I met a really neat girl a couple months ago. We hit it off really well, immediately became close friends. It became apparent quickly that there was mutual romantic/physical attraction. As we progressed down that route, I realized she had a long distance boyfriend. I confronted her about it, told her we can't be the way she wanted to if she's someone's girlfriend.
For the record, texting someone "I think I owe you an apology" doesn't make up for this shit.
I'm a 23 year old kissless virgin and even I know that’s how the game works. As soon as she is available that is the time to make a move. Heck some conventions also states you should have made a move even when she was with her boyfriend, hell for all you know that might have been what this new guy did, I don’t know. Though I commend you on your noble efforts to keep your hands clean that doesn’t always work to your favor you should have expected that much.
Don't turn into a bitter asshole over this. Nothing kills a girl-boner like a bitter asshole.
She texted me today to say that she did truly care for me but "it [her feelings, presumably] went nowhere."
Every time I open my heart it's rejected. I must have some glaring personality flaw (flaws?) that all the women I know have spotted but I fail to see.

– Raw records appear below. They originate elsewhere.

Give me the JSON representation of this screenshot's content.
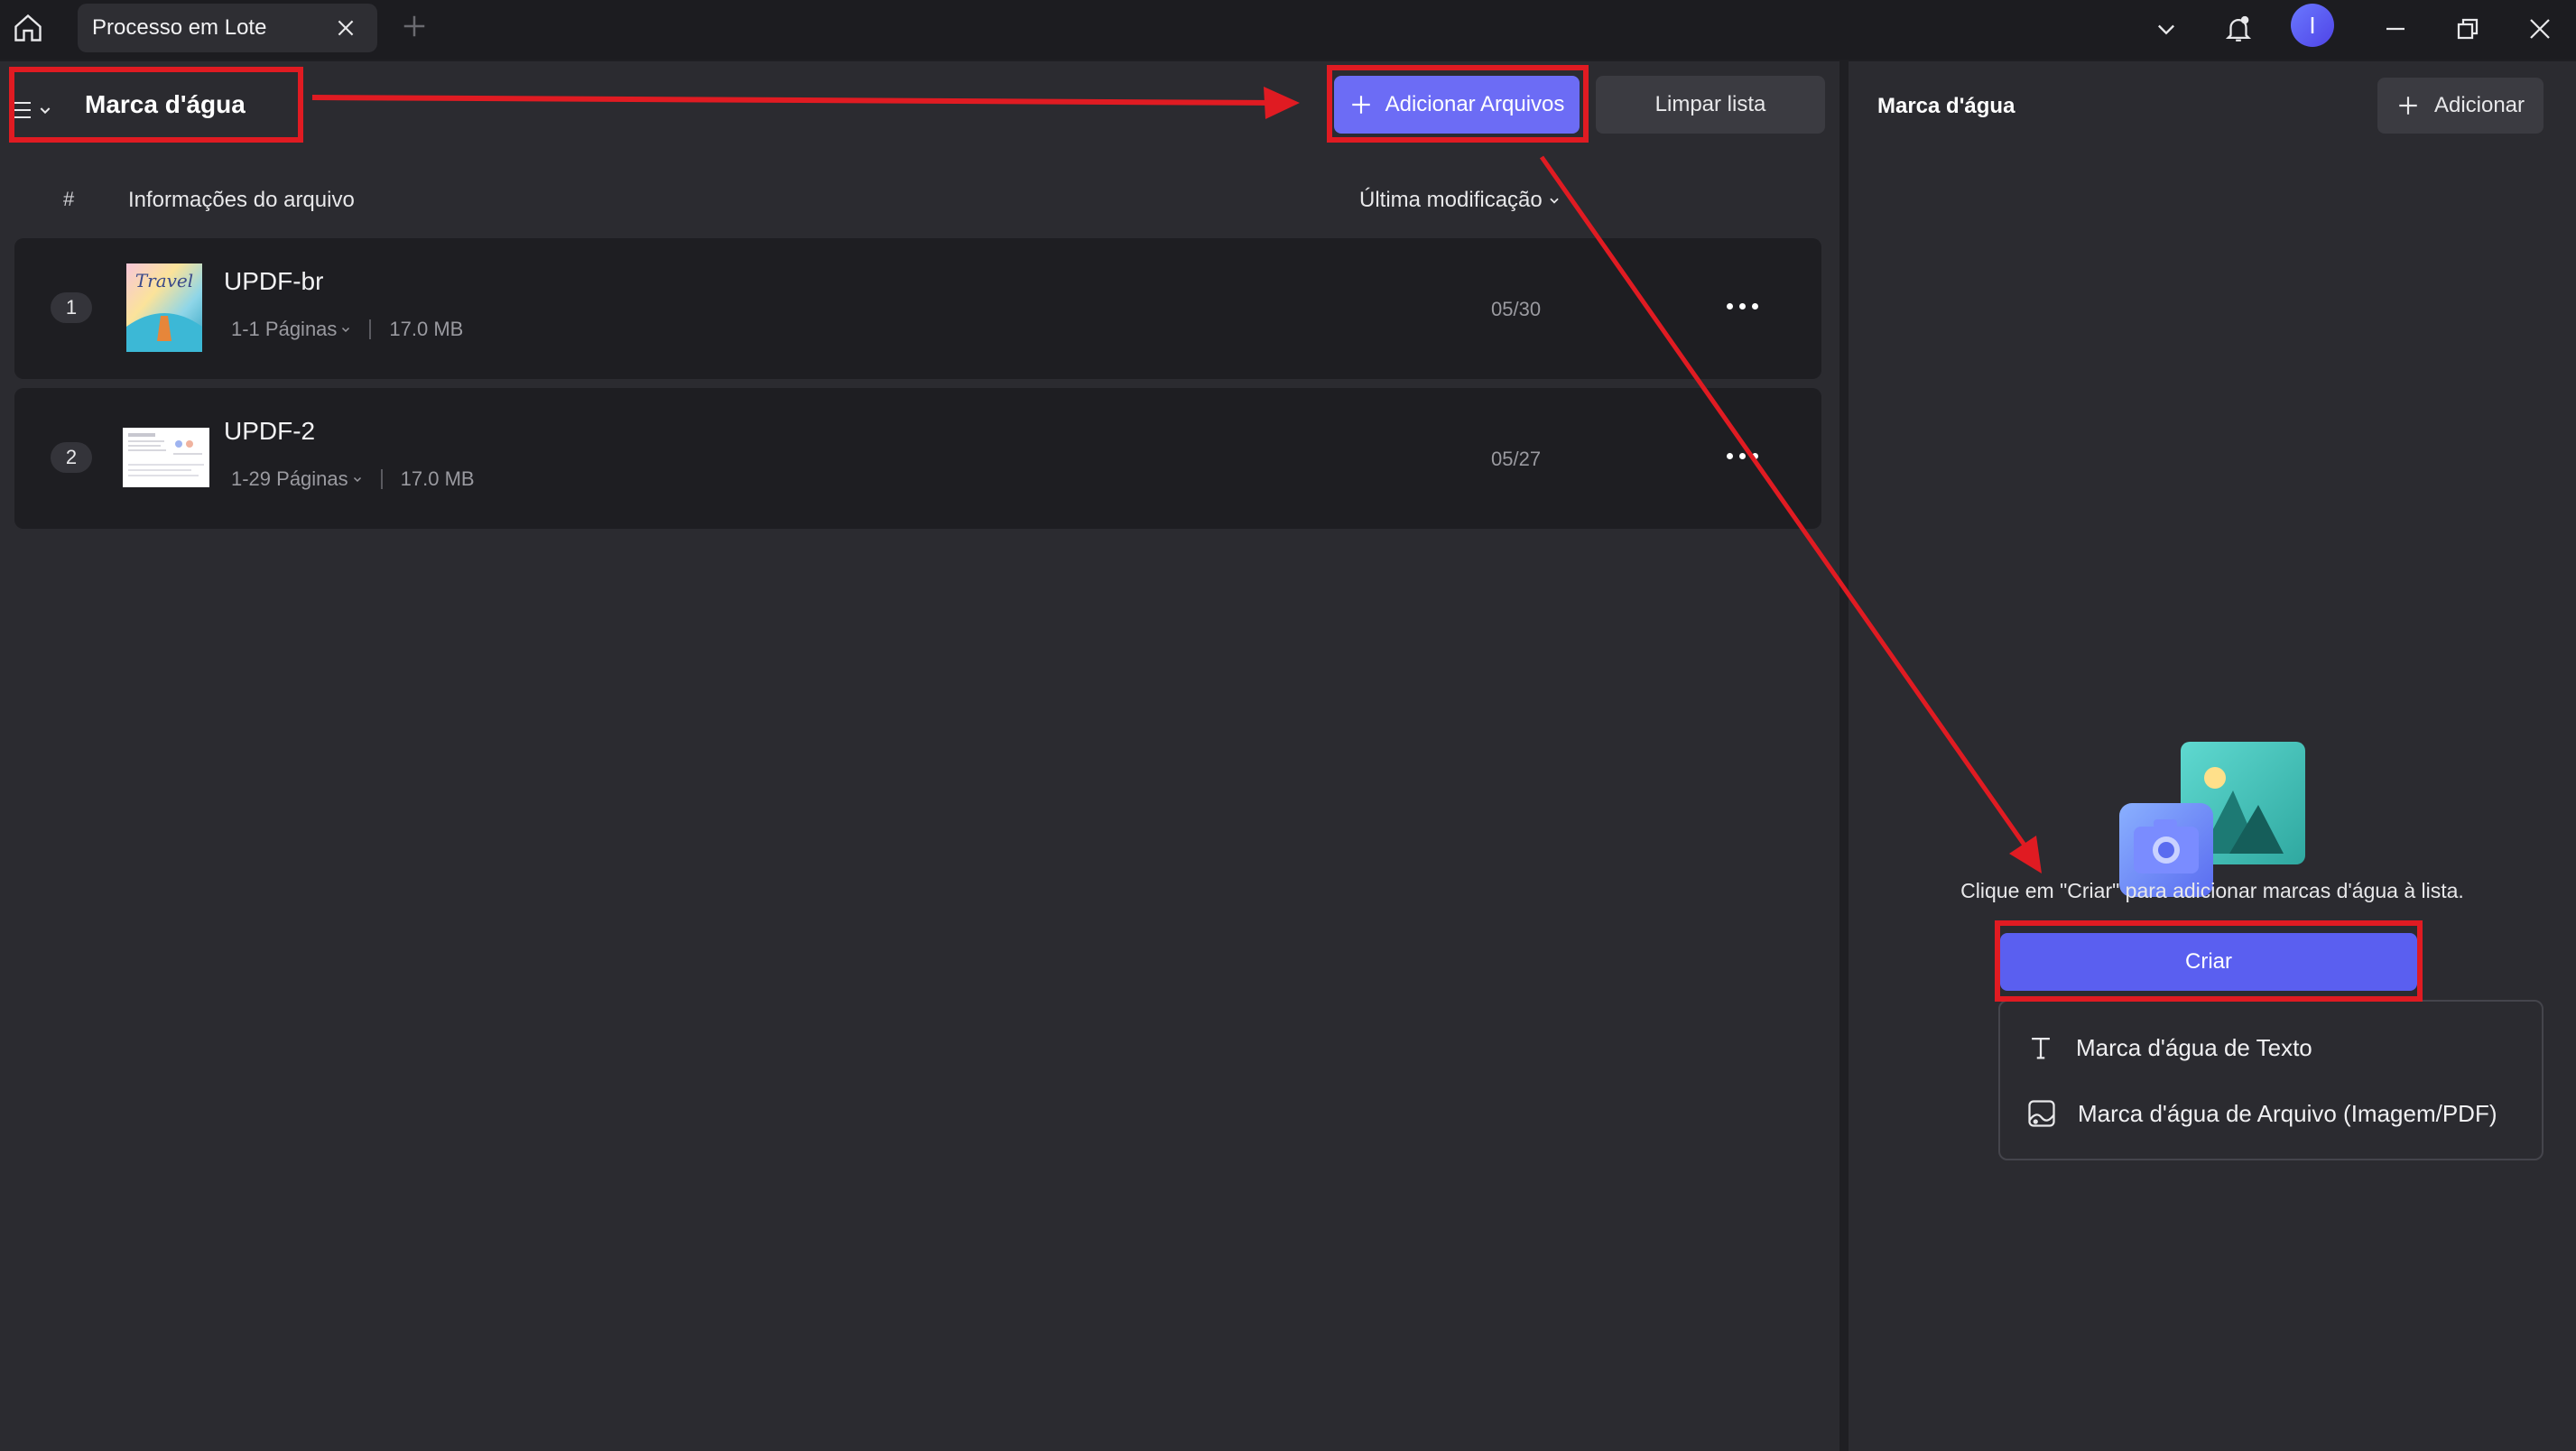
{
  "titlebar": {
    "tab_title": "Processo em Lote",
    "avatar_initial": "I"
  },
  "header": {
    "page_title": "Marca d'água",
    "add_files_label": "Adicionar Arquivos",
    "clear_list_label": "Limpar lista"
  },
  "table": {
    "col_hash": "#",
    "col_info": "Informações do arquivo",
    "col_modified": "Última modificação",
    "rows": [
      {
        "index": "1",
        "name": "UPDF-br",
        "pages": "1-1 Páginas",
        "size": "17.0 MB",
        "date": "05/30",
        "thumb_text": "Travel"
      },
      {
        "index": "2",
        "name": "UPDF-2",
        "pages": "1-29 Páginas",
        "size": "17.0 MB",
        "date": "05/27"
      }
    ]
  },
  "side": {
    "title": "Marca d'água",
    "add_label": "Adicionar",
    "empty_hint": "Clique em \"Criar\" para adicionar marcas d'água à lista.",
    "create_label": "Criar",
    "menu": [
      {
        "label": "Marca d'água de Texto",
        "icon": "text-icon"
      },
      {
        "label": "Marca d'água de Arquivo (Imagem/PDF)",
        "icon": "image-file-icon"
      }
    ]
  },
  "colors": {
    "accent": "#6c6cf5",
    "annotation": "#e01b22",
    "panel": "#2b2b30",
    "row": "#1e1e22"
  }
}
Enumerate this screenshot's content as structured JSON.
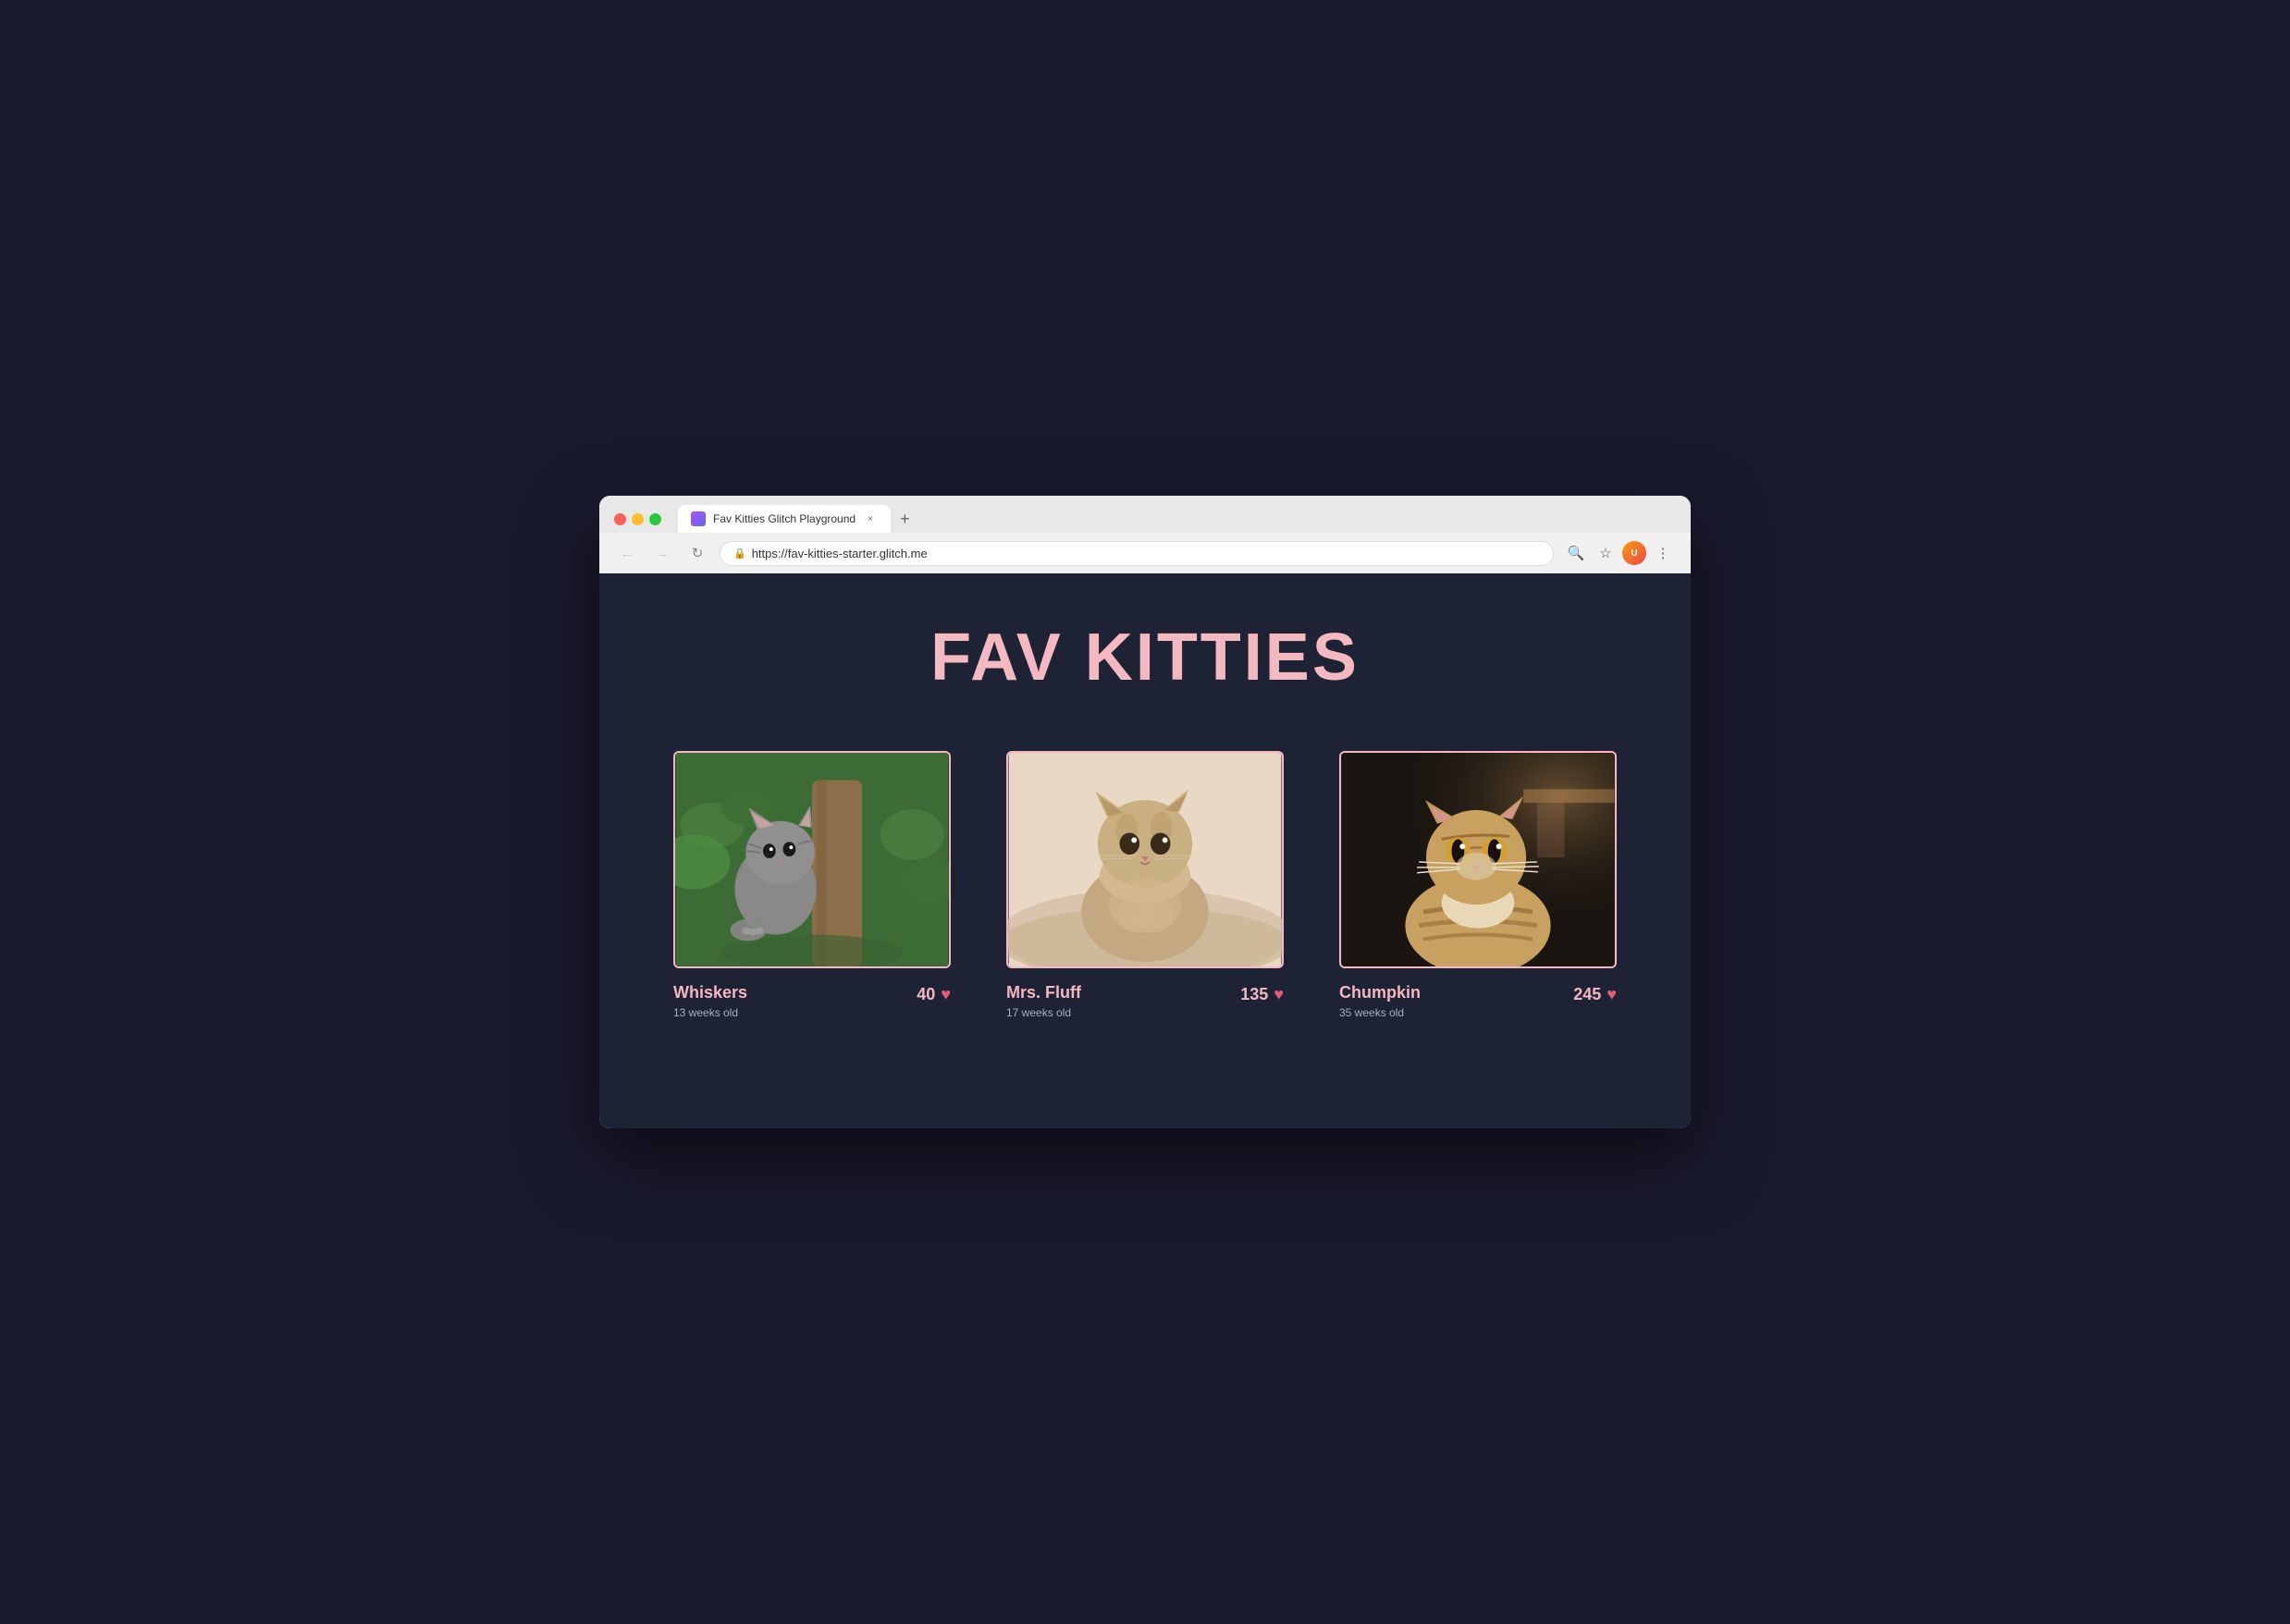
{
  "browser": {
    "tab_title": "Fav Kitties Glitch Playground",
    "tab_close_label": "×",
    "tab_new_label": "+",
    "url": "https://fav-kitties-starter.glitch.me",
    "nav_back": "←",
    "nav_forward": "→",
    "nav_reload": "↻",
    "toolbar_search": "🔍",
    "toolbar_star": "☆",
    "toolbar_menu": "⋮"
  },
  "page": {
    "title": "FAV KITTIES",
    "background_color": "#1e2235",
    "accent_color": "#f4b8c0"
  },
  "cats": [
    {
      "name": "Whiskers",
      "age": "13 weeks old",
      "votes": "40",
      "image_description": "gray kitten outdoors in greenery"
    },
    {
      "name": "Mrs. Fluff",
      "age": "17 weeks old",
      "votes": "135",
      "image_description": "fluffy kitten in sepia tones"
    },
    {
      "name": "Chumpkin",
      "age": "35 weeks old",
      "votes": "245",
      "image_description": "tabby cat looking up"
    }
  ]
}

There were red flags already showing at the beginning, where she seemed willing to do stuff with you while still keeping things going with her long distance boyfriend.
Yeah. I suppose I should have seen that, but she and I just got along so damn well. I don't really have a best friend and she was as close as I got in like 6 months or a year.
I'm feeling a bit better now.
I think I understand how you feel, something very similar happened to me as well. I was all but dating a girl for around a month; flirting, cuddling, and kissing. At the same time, she was "going out" with a guy she was getting really annoyed with, so she didn't feel bad about flirting with me. I didn't take the valiant route and confront her about it, instead I listened to her complain about her boyfriend and bash him as well, in hopes of making her simply dump him so she could be mine.
Yeah. I would have liked for my feelings to slowly fade. This abrupt cessation has caused me a lot of emotional pain.
At this point I don't really want to date her though. Between thrashing my heart and being so capricious with relationships, I can't trust her again.
I saw a counselor at the university today. I had set up this appointment before all of this romantic stuff happened. I always feel generally unhappy and dissatisfied with life. I think part of why I fell so hard from this situation was because I had placed so much hope for a less dull future in this girl.
get rich first and those bitches will be a magnet that you can't get rid of
Look at the bright side. After all these relationships, you're still a virgin, rather than a jailed rapist.
Life's good, man!
STDs don't cost money, and masturbation is free. Sex is Sex; and should never cost a dime. Every city has a (male/or/female)prostitue, if you wanna buy some--b-o-d-y ...for a minute. Save your money for a weekend-vaction to Hawaii & get laid over there. Home-town relationships can happen if the other person is a mature & understanding Human Being 1st, and a (non-game playing, non-manipulative, non-needy) relationship-partner 2nd. Be self-sufficient. Find a relationship partner that is self-sufficient. Cherish the addictive words: "i WANT you" and "i am Thankful for you". ~.~ Runaway-from (and Leave) the codependent words: "i NEED you" and "without you my life sucks" - because those lies create suffering & a superficial reality.